The results demonstrate a link between surface melting and the weakening of Antarctic ice shelves and support the idea that recent ice shelf breakup around the Antarctic Peninsula may have been triggered, at least in part, by large amounts of surface meltwater produced in response to atmospheric warming.
As the climate continues to warm, more and more ice shelves may become susceptible to flex, fracture and break up over the coming century.
Most of the Antarctic continent is covered by the Antarctic Ice Sheet, which is up to four kilometres thick and contains enough ice to raise global sea levels by about 58 metres. Over most of the continent and for most of the year, air temperatures are well below zero and the ice surface remains frozen. But around 75% of the ice sheet is fringed by floating ice shelves, which are up to a kilometre thick, mostly below sea level, but with tens of metres of their total height protruding above the water. In the summer months, when air temperatures rise above freezing, the surfaces of these ice shelves are susceptible to melting.
"Surface water on ice shelves has been known about for a long time," said co-author Dr. Ian Willis from Cambridge's Scott Polar Research Institute. "Over 100 years ago, members of both Shackleton's Nimrod team and the Northern Party team of Scott's British Antarctic Expedition mapped and recorded water on the Nansen Ice Shelf, around 300 kilometres from where we did our study on the McMurdo Ice Shelf. For the last few decades, it has also been possible to see widespread surface meltwater forming on many ice shelves each summer from satellite imagery."
What is not fully known is the extent to which surface water might destabilise an ice shelf, especially in warmer summers when more meltwater is produced. If the slope of the ice shelf is sufficiently steep, the water may flow off the ice shelf to the ocean in large surface rivers, mitigating against any potential instability.

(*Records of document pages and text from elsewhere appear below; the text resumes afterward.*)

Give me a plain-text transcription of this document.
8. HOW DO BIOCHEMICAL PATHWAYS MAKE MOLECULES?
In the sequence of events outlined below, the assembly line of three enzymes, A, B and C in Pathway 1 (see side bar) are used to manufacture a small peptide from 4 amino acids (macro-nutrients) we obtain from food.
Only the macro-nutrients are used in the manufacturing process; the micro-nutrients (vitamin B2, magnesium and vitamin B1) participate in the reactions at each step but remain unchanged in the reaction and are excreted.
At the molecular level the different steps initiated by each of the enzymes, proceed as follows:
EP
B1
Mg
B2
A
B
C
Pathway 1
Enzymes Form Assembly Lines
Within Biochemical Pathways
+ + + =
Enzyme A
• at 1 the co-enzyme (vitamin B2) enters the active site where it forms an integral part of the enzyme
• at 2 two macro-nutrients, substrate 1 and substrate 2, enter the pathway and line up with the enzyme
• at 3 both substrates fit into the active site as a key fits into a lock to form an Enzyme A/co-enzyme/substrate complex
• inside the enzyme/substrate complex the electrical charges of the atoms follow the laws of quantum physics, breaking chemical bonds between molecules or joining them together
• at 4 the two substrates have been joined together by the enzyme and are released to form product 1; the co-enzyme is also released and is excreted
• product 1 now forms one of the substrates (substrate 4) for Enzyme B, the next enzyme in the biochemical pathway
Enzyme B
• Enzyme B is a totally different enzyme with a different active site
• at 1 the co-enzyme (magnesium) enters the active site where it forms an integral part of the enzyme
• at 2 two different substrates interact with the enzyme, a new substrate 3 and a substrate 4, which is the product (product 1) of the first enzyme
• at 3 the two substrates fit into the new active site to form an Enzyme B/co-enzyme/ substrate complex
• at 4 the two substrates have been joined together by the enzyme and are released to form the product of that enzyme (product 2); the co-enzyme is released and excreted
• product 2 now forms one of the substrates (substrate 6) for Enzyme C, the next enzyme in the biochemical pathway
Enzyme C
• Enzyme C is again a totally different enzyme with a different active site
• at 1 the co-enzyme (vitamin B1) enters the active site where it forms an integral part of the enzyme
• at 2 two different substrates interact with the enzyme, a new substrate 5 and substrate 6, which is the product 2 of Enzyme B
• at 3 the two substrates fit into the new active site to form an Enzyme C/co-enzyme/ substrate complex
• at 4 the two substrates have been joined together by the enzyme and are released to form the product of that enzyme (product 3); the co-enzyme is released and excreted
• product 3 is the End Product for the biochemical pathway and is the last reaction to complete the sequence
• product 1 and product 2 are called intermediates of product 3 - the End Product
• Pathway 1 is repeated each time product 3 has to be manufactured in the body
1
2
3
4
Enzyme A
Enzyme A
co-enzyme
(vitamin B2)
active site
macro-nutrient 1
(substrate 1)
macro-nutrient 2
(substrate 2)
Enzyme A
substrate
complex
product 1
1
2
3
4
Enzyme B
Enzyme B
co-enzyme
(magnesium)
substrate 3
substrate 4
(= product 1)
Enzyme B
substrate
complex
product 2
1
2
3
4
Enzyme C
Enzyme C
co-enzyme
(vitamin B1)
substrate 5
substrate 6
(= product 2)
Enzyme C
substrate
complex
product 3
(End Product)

The danger comes if water pools up in surface depressions on the ice shelf to form large lakes. The extra weight of the water will push down on the floating ice, causing it to sink a bit further into the sea. Around the edge of the lake, the ice will flex upwards to compensate. "If the lake then drains, the ice shelf will now flex back, rising up where the lake used to be, sinking down around the edge," said lead author Dr. Alison Banwell, also from SPRI. "It is this filling and draining of lakes that causes the ice shelf to flex, and if the stresses are large enough, fractures might also develop."
Banwell and co-author Professor Doug MacAyeal from the University of Chicago had previously suggested that the filling and draining of hundreds of lakes might have led to the catastrophic breakup of the Larsen B Ice Shelf 2002 when 3,250 square kilometres of ice was lost in just a few days.
"We had been able to model the rapid disintegration of that ice shelf via our meltwater loading-induced fracture mechanism," said Banwell. "However, the problem was that no one had actually measured ice shelf flex and fracture in the field, and so we were unable to fully constrain the parameters in our model. That's partly why we set out to try to measure the process on the McMurdo ice shelf."
Using helicopters, snow machines and their own two feet, the researchers set up a series of pressure sensors to monitor the rise and fall of water levels in depressions which filled to become lakes, and GPS receivers to measure small vertical movements of the ice shelf.
"It was a lot of work to obtain the data, but they reveal a fascinating story," said MacAyeal. "Most of the GPS signal is due to the ocean tides, which move the floating ice shelf up and down by several metres twice a day. But when we removed this tidal signal we found some GPS receivers moved down, then up by around one metre over a few weeks whereas others, just a few hundred metres away, hardly moved at all. The ones that moved down then up the most were situated where lakes were filling and draining, and there was relatively little movement away from the lakes. It is this differential vertical motion that shows the ice shelf is flexing. We'd anticipated this result, but it was very nice when we found it."
The team hope that their work will inspire others to look for evidence of flex and fracture on other ice shelves around Antarctica. Their work will also help in developing ice sheet scale models that could be used to predict the stability of ice shelves in the future and to understand the controls on ice shelf size since they act as buffers against fast-moving ice from the continent. As ice shelves shrink, glaciers and ice streams behind them flow more rapidly to the ocean, contributing to global sea level rise.